John Tully


On his book The Devil’s Milk: A Social History of Rubber

Cover Interview of April 18, 2011

A close-up

Few people today except dentists will have heard of gutta-percha, but one hundred years ago it was a household word.  A close cousin of rubber extracted from wild trees in Southeast Asia, gutta-percha was used for a bewildering variety of industrial and domestic uses.  Gutta-percha was used for the soles and heels of shoes, roofing tiles, ear trumpets, and dental fillings (the latter one of its remaining uses today).

Gutta-percha was an example of a crucial ingredient of a high-tech industry dependent on a primitive “mode of extraction.”  If rubber is natural “gum elastic,” then gutta-percha is “gum inelastic”: it won’t bounce and it’s hard at normal temperatures.  However, it is eminently pliable when softened in hot water.

The Malays used gutta-percha for knife handles, whips and so forth, but it took industrial capitalism to realize its amazing potential.  Gutta-percha is a better insulator than rubber and it is watertight.  For this reason it was used to insulate the hundreds of thousands of miles of undersea telegraphic cables in the 19th century world: cables which were essential for European control of the far flung colonial empires.

Curiously, gutta-percha was only found in the Asian colonies; the Dutch Indies and Malaya in particular. My chapter discusses all of these matters but also focuses on the enormous ecological cost of the extraction of gutta-percha.  Obtained by primitive and wasteful means from the taban tree in tropical rain forests, its extraction involved killing the trees; all for a couple of pounds of gum.

The industry was so voracious and wasteful and millions upon millions of trees were destroyed and supplies began to dry up.  Eventually, methods were devised to extract the gum from plantation trees and in time gutta-percha was supplanted by plastics.

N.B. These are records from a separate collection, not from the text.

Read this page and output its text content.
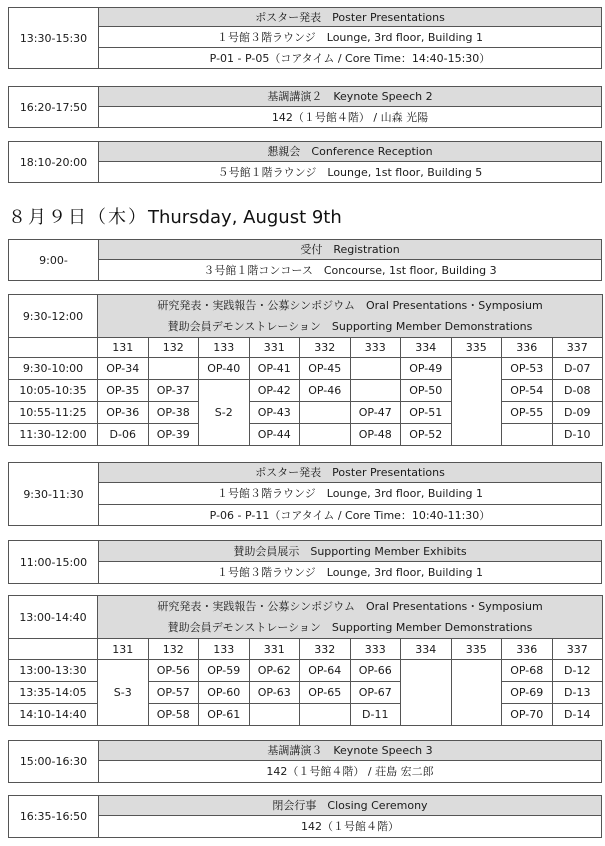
13:30-15:30	ポスター発表　Poster Presentations
１号館３階ラウンジ　Lounge, 3rd floor, Building 1
P-01 - P-05（コアタイム / Core Time：14:40-15:30）
16:20-17:50	基調講演２　Keynote Speech 2
142（１号館４階） / 山森 光陽
18:10-20:00	懇親会　Conference Reception
５号館１階ラウンジ　Lounge, 1st floor, Building 5
８月９日（木）Thursday, August 9th
9:00-	受付　Registration
３号館１階コンコース　Concourse, 1st floor, Building 3
9:30-12:00	研究発表・実践報告・公募シンポジウム　Oral Presentations・Symposium									
	賛助会員デモンストレーション　Supporting Member Demonstrations									
	131	132	133	331	332	333	334	335	336	337
9:30-10:00	OP-34		OP-40	OP-41	OP-45		OP-49		OP-53	D-07
10:05-10:35	OP-35	OP-37	S-2	OP-42	OP-46		OP-50		OP-54	D-08
10:55-11:25	OP-36	OP-38		OP-43		OP-47	OP-51		OP-55	D-09
11:30-12:00	D-06	OP-39		OP-44		OP-48	OP-52			D-10
9:30-11:30	ポスター発表　Poster Presentations
１号館３階ラウンジ　Lounge, 3rd floor, Building 1
P-06 - P-11（コアタイム / Core Time：10:40-11:30）
11:00-15:00	賛助会員展示　Supporting Member Exhibits
１号館３階ラウンジ　Lounge, 3rd floor, Building 1
13:00-14:40	研究発表・実践報告・公募シンポジウム　Oral Presentations・Symposium									
	賛助会員デモンストレーション　Supporting Member Demonstrations									
	131	132	133	331	332	333	334	335	336	337
13:00-13:30	S-3	OP-56	OP-59	OP-62	OP-64	OP-66			OP-68	D-12
13:35-14:05		OP-57	OP-60	OP-63	OP-65	OP-67			OP-69	D-13
14:10-14:40		OP-58	OP-61			D-11			OP-70	D-14
15:00-16:30	基調講演３　Keynote Speech 3
142（１号館４階） / 荘島 宏二郎
16:35-16:50	閉会行事　Closing Ceremony
142（１号館４階）
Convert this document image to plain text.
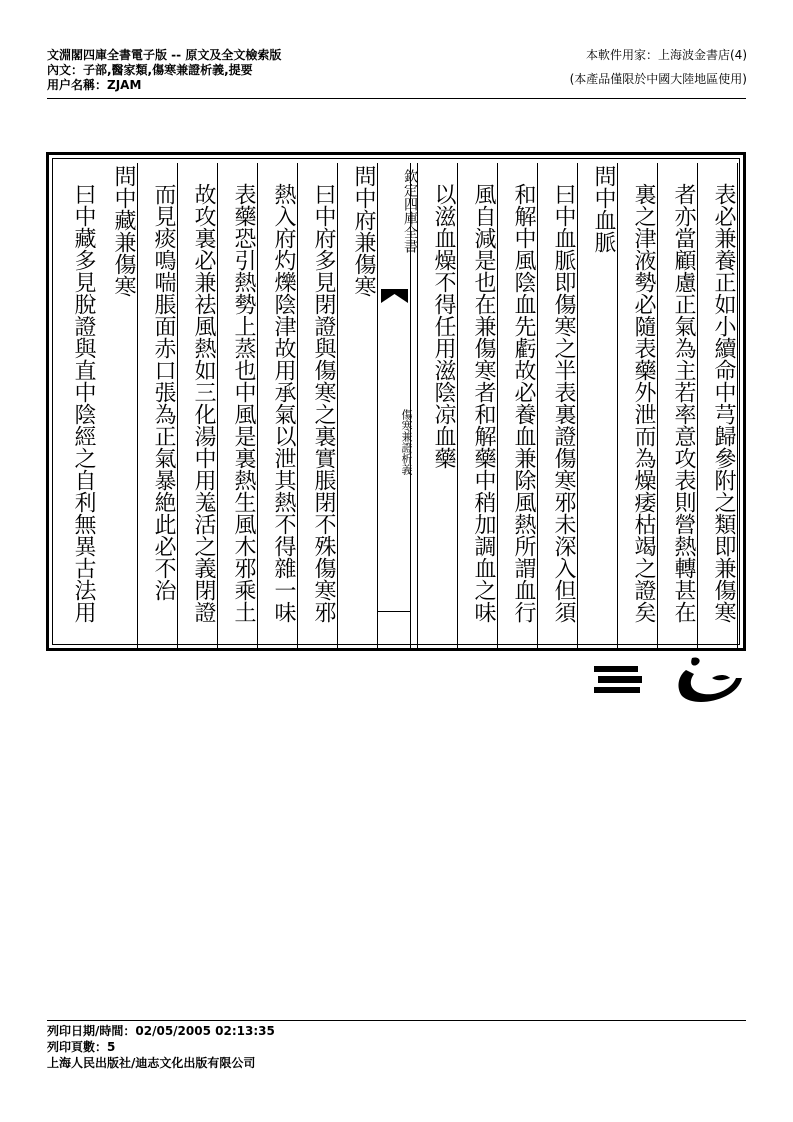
文淵閣四庫全書電子版 -- 原文及全文檢索版
內文：子部,醫家類,傷寒兼證析義,提要
用户名稱：ZJAM
本軟件用家：上海波金書店(4)
(本產品僅限於中國大陸地區使用)
表必兼養正如小續命中芎歸參附之類即兼傷寒
者亦當顧慮正氣為主若率意攻表則營熱轉甚在
裏之津液勢必隨表藥外泄而為燥痿枯竭之證矣
問中血脈
曰中血脈即傷寒之半表裏證傷寒邪未深入但須
和解中風陰血先虧故必養血兼除風熱所謂血行
風自減是也在兼傷寒者和解藥中稍加調血之味
以滋血燥不得任用滋陰凉血藥
欽定四庫全書
傷寒兼證析義
問中府兼傷寒
曰中府多見閉證與傷寒之裏實脹閉不殊傷寒邪
熱入府灼爍陰津故用承氣以泄其熱不得雜一味
表藥恐引熱勢上蒸也中風是裏熱生風木邪乘土
故攻裏必兼祛風熱如三化湯中用羗活之義閉證
而見痰鳴喘脹面赤口張為正氣暴絶此必不治
問中藏兼傷寒
曰中藏多見脫證與直中陰經之自利無異古法用
列印日期/時間：02/05/2005 02:13:35
列印頁數：5
上海人民出版社/迪志文化出版有限公司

The fate of the taban trees was a harbinger of the wholesale assault on tropical rainforests today and is a paradigm of the distorted relationship between Man and Nature.  Arguably, until such time as humans cease to regard themselves as conquerors standing outside of Nature, we will be condemned to repeat such errors.  This exemplifies the ecological aspects of commodity production mentioned earlier.